ProVeg

Kampagne gegen Veggie-Burger-Verbot

Sollen nach EU-Willen bald nicht mehr Burger heißen: Vegane Kreationen mit pflanzlichen Patties.
Pixabay
Sollen nach EU-Willen bald nicht mehr Burger heißen: Vegane Kreationen mit pflanzlichen Patties.

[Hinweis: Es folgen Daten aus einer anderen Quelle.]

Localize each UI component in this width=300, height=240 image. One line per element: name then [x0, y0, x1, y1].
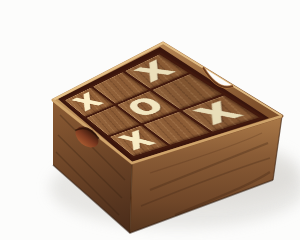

Im April 2019 stellte der Agrarausschuss des EU-Parlaments einen Antrag, Bezeichnungen wie "Burger" und "Wurst" für vegane und vegetarische Produkte zu verbieten. Mit einer Petition und Kampagne kämpft die Ernährungsorganisation ProVeg nun gegen die Entscheidung an.

"Das vorgeschlagene Verbot würde Produzenten einschränken. Darüber hinaus hätte es Auswirkungen auf die positiven gesellschaftlichen und umweltfreundlichen Veränderungen, die der Markt pflanzlicher Lebensmittel mit sich bringt", erläuterte Felix Domke, Leiter Politik bei ProVeg die Hintergründe der Kampagne.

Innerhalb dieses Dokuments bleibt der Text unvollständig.